Des repérages à Bruxelles et en Égypte

Le Palais est un personnage à part entière dans le récit, qui a son passé, ses mystères et sa propre destinée. Mis en valeur à de nombreuses reprises, il trône avec noblesse dans la case préférée d’une bonne partie des auteurs, portant un manteau de neige avec autant de prestance qu’un blanc manteau d’hermine.

Ces dessins ont été réalisés avec minutie à l’aide de repérages. Le lecteur ou la lectrice peut ainsi visiter en détail le bâtiment, de la salle des pas perdus à la coupole, en passant par la cour de cassation. À la manière de Jacobs, qui s’utilisait comme modèle pour dessiner Mortimer, ses successeurs n’ont pas hésité à prendre la pose. L’équipe a également pu se rendre en Égypte pour se documenter sur l’extérieur et l’intérieur de la pyramide de Khéops.

Un univers inadaptable ?

Bientôt arrivée à sa conclusion, la discussion se tourne vers les inexistantes adaptations cinématographiques de la série. Jaco Van Dormael, issu du septième art, répond carte sur table : « Je ne sais pas. Moi, je ne saurais pas l’adapter. ». Certaines limites sont apparentes : en ce qui concerne la ville de Bruxelles à l’allure post-apocalyptique, « au cinéma, on ne pourrait pas le faire. Trop cher. ».

Mais pour le réalisateur de Mr. Nobody, le problème est plus profond : certaines œuvres sont tout simplement meilleures sur un support et ne pourraient pas être au niveau si elles venaient à être adaptées sur un autre. Il explique par ailleurs que passer du cinéma à la bande dessinée lui a demandé du travail, « le voyage de l’œil n’étant pas du tout le même ».

La rencontre touche à sa fin.
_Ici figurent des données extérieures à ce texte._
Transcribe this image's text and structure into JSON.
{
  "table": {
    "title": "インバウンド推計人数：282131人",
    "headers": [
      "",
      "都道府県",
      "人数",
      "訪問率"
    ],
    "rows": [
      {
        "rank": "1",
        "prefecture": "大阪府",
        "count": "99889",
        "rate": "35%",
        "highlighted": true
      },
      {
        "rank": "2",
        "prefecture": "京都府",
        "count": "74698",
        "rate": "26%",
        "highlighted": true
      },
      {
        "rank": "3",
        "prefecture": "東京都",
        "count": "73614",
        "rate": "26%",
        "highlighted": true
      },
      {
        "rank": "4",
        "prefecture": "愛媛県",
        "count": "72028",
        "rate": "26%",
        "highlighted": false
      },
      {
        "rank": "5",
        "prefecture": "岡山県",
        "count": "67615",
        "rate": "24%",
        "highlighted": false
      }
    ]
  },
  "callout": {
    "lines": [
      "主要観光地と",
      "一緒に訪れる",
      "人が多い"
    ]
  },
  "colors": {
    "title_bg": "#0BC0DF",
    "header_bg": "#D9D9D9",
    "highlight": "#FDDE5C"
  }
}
Alors qu’on leur demande ce qu’ils espèrent pour leurs lecteurs, François Schuiten se confie : « J’adore quand un lecteur me décrit une case qui n’existe pas, me parle des couleurs d’un album en noir et blanc. Cela montre qu’il s’approprie le récit et fait fonctionner son pouvoir de l’imagination ».

Si par la réactualisation qu’elle fait de ses personnages, l'équipe du Dernier Pharaon permet de continuer à faire vivre Blake et Mortimer, il semble toutefois important de rappeler que les personnages de bandes dessinées font quant à eux difficilement vivre leurs auteurs : poussé par l'envie d'éviter un "album de trop" mais aussi contraint par la précarité du métier, François Schuiten a annoncé dans une intervew pour ActuaBD que cet album serait son dernier.